Donald Trump lost in court again, but as usual, he’s delaying his way into something like a win. A federal judge ruled Tuesday that the Treasury Department could disclose Trump's tax returns to Congress. But District Judge Trevor McFadden, a Trump appointee, put his ruling on hold for 14 days while Trump appeals. And assuming Trump loses that appeal, he’ll likely appeal to the Supreme Court, all with a goal of dragging out the process until the possibility of a Republican-controlled Congress in January 2023.
Trump is losing regularly and decisively, though, with another recent loss on his claim of executive privilege to block the Jan. 6 select committee from getting his documents. In his efforts to keep his tax returns from the House Ways and Means Committee, he was “wrong on the law,” McFadden wrote, as a “long line of Supreme Court cases requires great deference to facially valid congressional inquiries.”

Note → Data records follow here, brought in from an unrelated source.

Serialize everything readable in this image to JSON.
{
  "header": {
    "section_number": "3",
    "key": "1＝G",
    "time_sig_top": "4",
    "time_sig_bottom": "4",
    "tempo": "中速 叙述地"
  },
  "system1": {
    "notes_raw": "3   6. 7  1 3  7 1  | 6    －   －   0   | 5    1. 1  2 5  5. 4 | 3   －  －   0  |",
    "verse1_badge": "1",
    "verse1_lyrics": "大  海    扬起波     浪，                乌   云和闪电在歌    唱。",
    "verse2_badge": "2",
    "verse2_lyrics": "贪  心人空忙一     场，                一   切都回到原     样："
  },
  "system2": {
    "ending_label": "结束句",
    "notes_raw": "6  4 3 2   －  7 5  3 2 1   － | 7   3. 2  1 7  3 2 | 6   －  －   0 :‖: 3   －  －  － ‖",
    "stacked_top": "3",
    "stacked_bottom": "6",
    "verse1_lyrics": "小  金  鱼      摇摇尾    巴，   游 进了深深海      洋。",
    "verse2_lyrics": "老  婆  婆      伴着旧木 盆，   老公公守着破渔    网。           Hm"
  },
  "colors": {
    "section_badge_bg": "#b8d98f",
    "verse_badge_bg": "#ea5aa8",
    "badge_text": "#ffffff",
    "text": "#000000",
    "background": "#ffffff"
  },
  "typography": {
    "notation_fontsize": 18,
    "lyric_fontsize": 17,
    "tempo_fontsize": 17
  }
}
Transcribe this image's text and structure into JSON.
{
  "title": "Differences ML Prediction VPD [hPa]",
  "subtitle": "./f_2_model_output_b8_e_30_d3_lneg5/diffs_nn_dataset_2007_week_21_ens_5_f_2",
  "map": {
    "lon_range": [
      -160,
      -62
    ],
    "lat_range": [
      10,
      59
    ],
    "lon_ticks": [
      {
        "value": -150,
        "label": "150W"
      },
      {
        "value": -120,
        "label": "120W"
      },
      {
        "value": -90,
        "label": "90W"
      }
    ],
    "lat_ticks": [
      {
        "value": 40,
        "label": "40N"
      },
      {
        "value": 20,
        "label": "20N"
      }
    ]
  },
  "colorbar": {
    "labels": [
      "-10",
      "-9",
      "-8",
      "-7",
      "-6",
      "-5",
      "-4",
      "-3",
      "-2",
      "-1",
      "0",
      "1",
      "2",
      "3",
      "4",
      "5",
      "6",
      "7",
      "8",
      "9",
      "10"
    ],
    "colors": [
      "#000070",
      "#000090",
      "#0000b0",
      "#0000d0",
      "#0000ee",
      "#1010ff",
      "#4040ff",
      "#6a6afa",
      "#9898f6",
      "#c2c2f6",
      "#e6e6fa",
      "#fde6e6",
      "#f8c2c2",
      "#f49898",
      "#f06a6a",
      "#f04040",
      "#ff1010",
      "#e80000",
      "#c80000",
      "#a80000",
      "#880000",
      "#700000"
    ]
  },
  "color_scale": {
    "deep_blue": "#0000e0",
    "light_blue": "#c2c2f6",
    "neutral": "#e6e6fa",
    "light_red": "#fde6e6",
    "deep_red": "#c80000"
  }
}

Rep. Richard Neal, the committee chair, said that “this ruling is no surprise, the law is clearly on the Committee's side. I am pleased that we're now one step closer to being able to conduct more thorough oversight of the IRS's mandatory presidential audit program.”
Trump also faces legal concerns that a change in the control of Congress won’t make go away. State and local prosecutors in New York continue looking at his longtime business practices there, which his former personal attorney, Michael Cohen, has alleged are fraudulent. Prosecutors in the Manhattan district attorney’s office are looking at financial documents in which Trump characterized the value of his real estate business to potential lenders, The New York Times reports, with a key question being whether Trump exaggerated his assets to the point of fraud.
In a cover letter attached to the documents in 2011 and 2012, Trump’s accountants wrote, “Donald J. Trump is responsible for the preparation and fair presentation of the financial statement in accordance with accounting principles generally accepted in the United States of America.” The accountants also wrote that, in putting together the document, they had “become aware of departures from accounting principles generally accepted in the United States of America.” So a question is whether Trump’s own accountants’ discomfort with his falsehoods will save him from fraud charges now, since potential lenders had been warned that the documents weren’t entirely reliable.
Trump is exceedingly unlikely ever to go to prison. His supporters are likely to continue being fanatically loyal to him no matter what gets revealed in these investigations. The Republican Party remains deferential to him. Donald Trump, in other words, probably won’t face any kind of real justice. But as long as there’s a chance of even a little accountability, it’s worth it for investigators and prosecutors to keep looking into his business and tax payment practices. And it is heartening to watch him lose and lose again, including at the hands of his own judicial appointees.